Which statistical test should I choose?

Hey, I'd really appreciate some help please on which test/tests I should use for my dissertation. I'm horrendous at maths and statistics and am really struggling to choose which is best.

In short, my dissertation is focused on observing cats with and without enrichment, and assessing whether the enrichment helps to reduce stress. All the cats are observed twice (with and without enrichment) rather than using two separate groups.

At 5 minute intervals, I recorded the behaviour the cat was performing based on a pre-written list, and each behaviour is placed into one of two categories (stressed or relaxed). At the same time, I recorded how stressed the cat appeared based on a scale of 1-7. In the enrichment category, I also recorded when and how long the cat was interacting with it.

I was advised to carry out chi-squared - but I'm not sure if it fits the data? I've also considered a paired t-test, Wilcoxon or Kruskal-Wallis.

Thank you!
10 months ago
Really depends on the distributions of the data
https://www.nki.nl/media/837516/m343.pdf
is a decent overview.
10 months ago
The paper that @mqb2766 links to has some very good advice; but yours is a tricky little problem, so let’s walk you through it.

First let me check that I have understood exactly what you’re doing. You have a group of cats, and:

(i) You measure the behaviour of each cat both before and after some sort of “treatment”; you actually take several “measurements” (your pre-written list), each of which has a binary stressed/not-stressed outcome, before and after this “treatment”.

(ii) For each cat, pre- and post-treatment, you make a single assessment of “how stressed” they appear on a scale of 1-7.

(iii) For each cat, after they have received the “treatment”, you record how long they engaged with the treatment.

There are two tricky aspects to this situation: first the data are paired, and therefore not independent of each other; second, there are multiple measurements on each cat (the list) that may or may not be independent of each other. So a question immediately back to you: do you group all the different measurements on the list to come out with a single “stressed/not-stressed” measure for each cat? Or do you consider each of the behaviours separately?

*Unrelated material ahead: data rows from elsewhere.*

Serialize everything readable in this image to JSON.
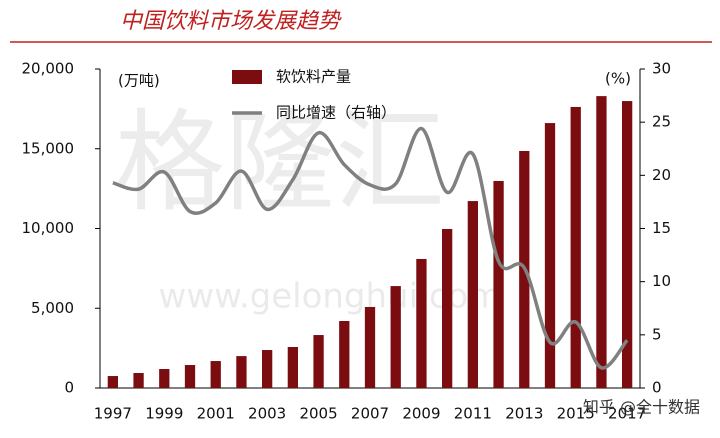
{
  "chart_data": {
    "type": "bar_line",
    "title": "中国饮料市场发展趋势",
    "y_label": "(万吨)",
    "y2_label": "(%)",
    "categories": [
      "1997",
      null,
      "1999",
      null,
      "2001",
      null,
      "2003",
      null,
      "2005",
      null,
      "2007",
      null,
      "2009",
      null,
      "2011",
      null,
      "2013",
      null,
      "2015",
      null,
      "2017"
    ],
    "series": [
      {
        "name": "软饮料产量",
        "type": "bar",
        "color": "#7b0c10",
        "values": [
          750,
          940,
          1190,
          1440,
          1690,
          2000,
          2380,
          2570,
          3320,
          4200,
          5080,
          6390,
          8090,
          9970,
          11720,
          12980,
          14860,
          16610,
          17620,
          18300,
          17990
        ]
      },
      {
        "name": "同比增速（右轴）",
        "type": "line",
        "axis": "y2",
        "color": "#808080",
        "values": [
          19.3,
          18.7,
          20.3,
          16.6,
          17.4,
          20.4,
          16.8,
          19.6,
          24.0,
          21.0,
          19.1,
          19.2,
          24.4,
          18.4,
          22.0,
          11.9,
          11.3,
          4.3,
          6.2,
          1.9,
          4.5
        ]
      }
    ],
    "ylim": [
      0,
      20000
    ],
    "yticks": [
      0,
      {
        "value": 5000,
        "label": "5,000"
      },
      {
        "value": 10000,
        "label": "10,000"
      },
      {
        "value": 15000,
        "label": "15,000"
      },
      {
        "value": 20000,
        "label": "20,000"
      }
    ],
    "y2lim": [
      0,
      30
    ],
    "y2ticks": [
      0,
      5,
      10,
      15,
      20,
      25,
      30
    ],
    "legend": "top",
    "annotations": [
      "格隆汇",
      "www.gelonghui.com",
      "知乎 @全十数据"
    ]
  }
}
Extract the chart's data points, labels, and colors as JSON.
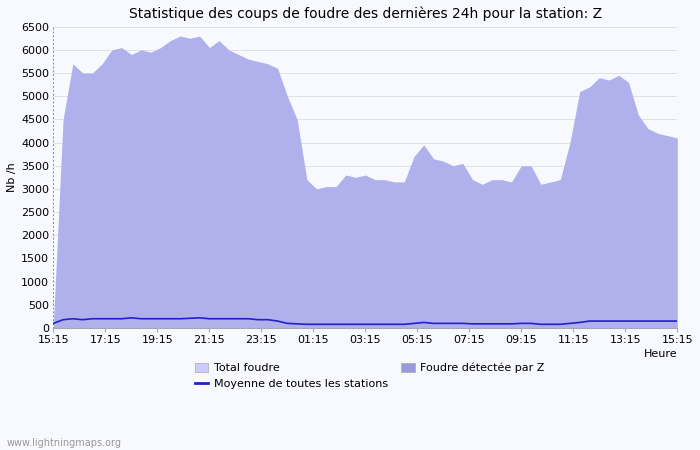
{
  "title": "Statistique des coups de foudre des dernières 24h pour la station: Z",
  "ylabel": "Nb /h",
  "xlabel": "Heure",
  "watermark": "www.lightningmaps.org",
  "ylim": [
    0,
    6500
  ],
  "yticks": [
    0,
    500,
    1000,
    1500,
    2000,
    2500,
    3000,
    3500,
    4000,
    4500,
    5000,
    5500,
    6000,
    6500
  ],
  "x_labels": [
    "15:15",
    "17:15",
    "19:15",
    "21:15",
    "23:15",
    "01:15",
    "03:15",
    "05:15",
    "07:15",
    "09:15",
    "11:15",
    "13:15",
    "15:15"
  ],
  "color_total": "#ccccff",
  "color_station": "#9999dd",
  "color_line": "#2222cc",
  "bg_color": "#f8f8ff",
  "grid_color": "#d8d8d8",
  "legend_total": "Total foudre",
  "legend_station": "Foudre détectée par Z",
  "legend_line": "Moyenne de toutes les stations",
  "title_fontsize": 10,
  "axis_fontsize": 8,
  "tick_fontsize": 8,
  "total_foudre": [
    50,
    4500,
    5700,
    5500,
    5500,
    5700,
    6000,
    6050,
    5900,
    6000,
    5950,
    6050,
    6200,
    6300,
    6250,
    6300,
    6050,
    6200,
    6000,
    5900,
    5800,
    5750,
    5700,
    5600,
    5000,
    4500,
    3200,
    3000,
    3050,
    3050,
    3300,
    3250,
    3300,
    3200,
    3200,
    3150,
    3150,
    3700,
    3950,
    3650,
    3600,
    3500,
    3550,
    3200,
    3100,
    3200,
    3200,
    3150,
    3500,
    3500,
    3100,
    3150,
    3200,
    4000,
    5100,
    5200,
    5400,
    5350,
    5450,
    5300,
    4600,
    4300,
    4200,
    4150,
    4100
  ],
  "foudre_station": [
    50,
    4500,
    5700,
    5500,
    5500,
    5700,
    6000,
    6050,
    5900,
    6000,
    5950,
    6050,
    6200,
    6300,
    6250,
    6300,
    6050,
    6200,
    6000,
    5900,
    5800,
    5750,
    5700,
    5600,
    5000,
    4500,
    3200,
    3000,
    3050,
    3050,
    3300,
    3250,
    3300,
    3200,
    3200,
    3150,
    3150,
    3700,
    3950,
    3650,
    3600,
    3500,
    3550,
    3200,
    3100,
    3200,
    3200,
    3150,
    3500,
    3500,
    3100,
    3150,
    3200,
    4000,
    5100,
    5200,
    5400,
    5350,
    5450,
    5300,
    4600,
    4300,
    4200,
    4150,
    4100
  ],
  "moyenne": [
    100,
    180,
    200,
    180,
    200,
    200,
    200,
    200,
    220,
    200,
    200,
    200,
    200,
    200,
    210,
    220,
    200,
    200,
    200,
    200,
    200,
    180,
    180,
    150,
    100,
    90,
    80,
    80,
    80,
    80,
    80,
    80,
    80,
    80,
    80,
    80,
    80,
    100,
    120,
    100,
    100,
    100,
    100,
    90,
    90,
    90,
    90,
    90,
    100,
    100,
    80,
    80,
    80,
    100,
    120,
    150,
    150,
    150,
    150,
    150,
    150,
    150,
    150,
    150,
    150
  ]
}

(i) So for the first item on my list above, if you simply had a single stressed/not-stressed measure on each cat before and after (or during) treatment, then you have paired binary data. The appropriate test for this is the McNemar test (which, as it turns out, is a variety of chi-squared test). If you do combine all the behaviours into a single stressed/not-stressed measure, you can stop there for this analysis.

If you consider each of the behaviours separately, then you could (a) to a McNemar test on each of the behaviours separately and adjust the p-values you get for multiple testing (you would do this if you wanted to identify particular aspects of behaviour separately), or (b) consider the different behaviours to be strata, and apply the Cochran-Mantel-Haenszel test.

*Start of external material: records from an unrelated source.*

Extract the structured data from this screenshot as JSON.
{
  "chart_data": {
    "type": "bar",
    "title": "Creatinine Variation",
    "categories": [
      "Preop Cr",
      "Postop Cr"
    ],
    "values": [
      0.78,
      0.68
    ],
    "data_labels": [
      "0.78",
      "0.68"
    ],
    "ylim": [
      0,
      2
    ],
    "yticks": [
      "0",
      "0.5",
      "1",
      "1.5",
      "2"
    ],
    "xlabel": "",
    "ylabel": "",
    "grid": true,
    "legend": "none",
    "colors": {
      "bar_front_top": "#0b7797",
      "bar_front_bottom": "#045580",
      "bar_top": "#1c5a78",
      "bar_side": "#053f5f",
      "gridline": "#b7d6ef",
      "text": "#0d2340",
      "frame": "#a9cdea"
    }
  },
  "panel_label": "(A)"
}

(ii) Here you have a before/after design with an ordinal outcome. You should be safe using the Wilcoxon signed rank test here.

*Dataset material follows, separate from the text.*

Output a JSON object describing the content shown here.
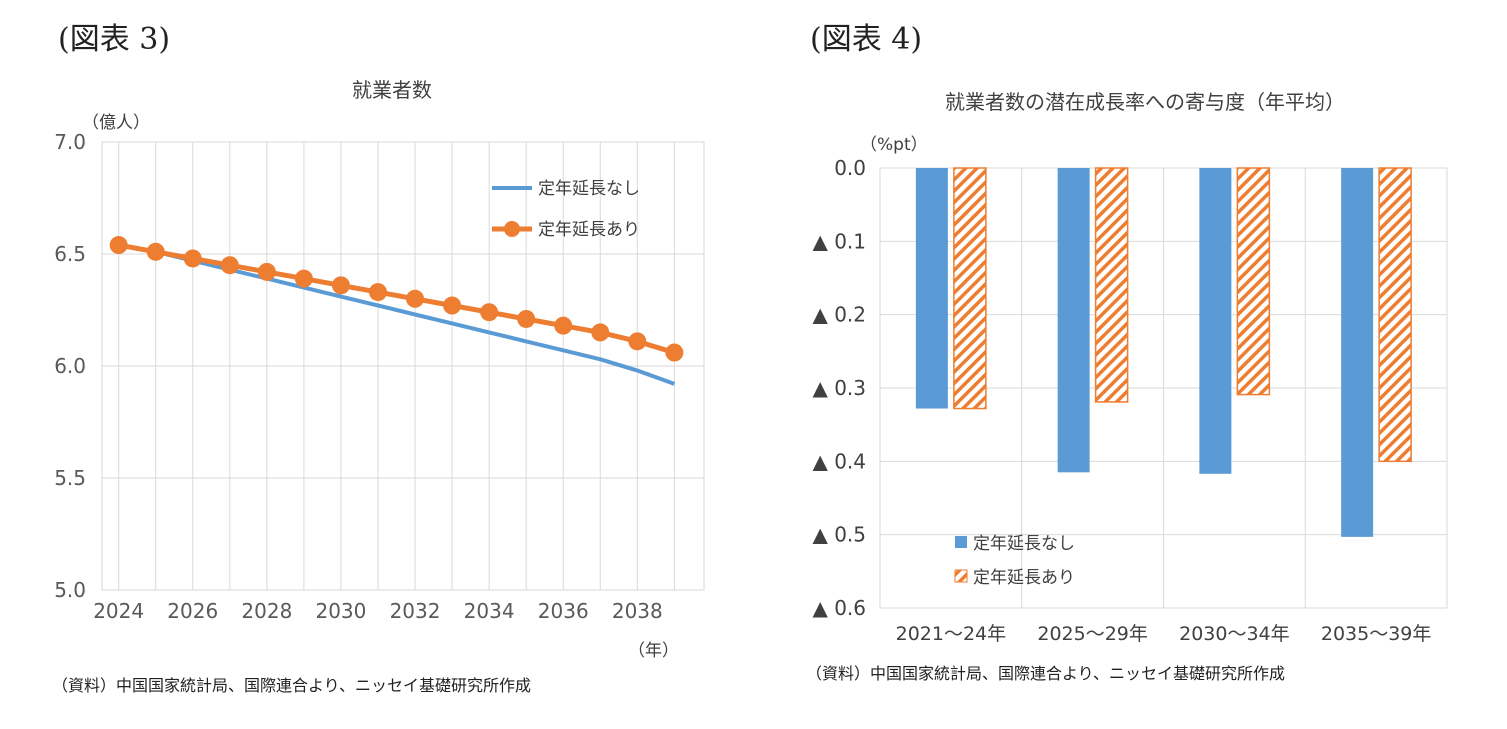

(iii) I presume the question here would be along the lines of “is the length of engagement with the treatment associated with stressed/not-stressed outcome”. Here you can use logistic regression: the outcome is whether or not they were stressed after treatment, with two covariates, the length of time of engagement and whether or not they were stressed before treatment (the latter so that you’re adjusting for their baseline behaviour). You have the same question here as for (i): are you treating the different behaviours separately or are you lumping them together in one measure of stress? If the former, you options here are more limited: adjust for multiple testing.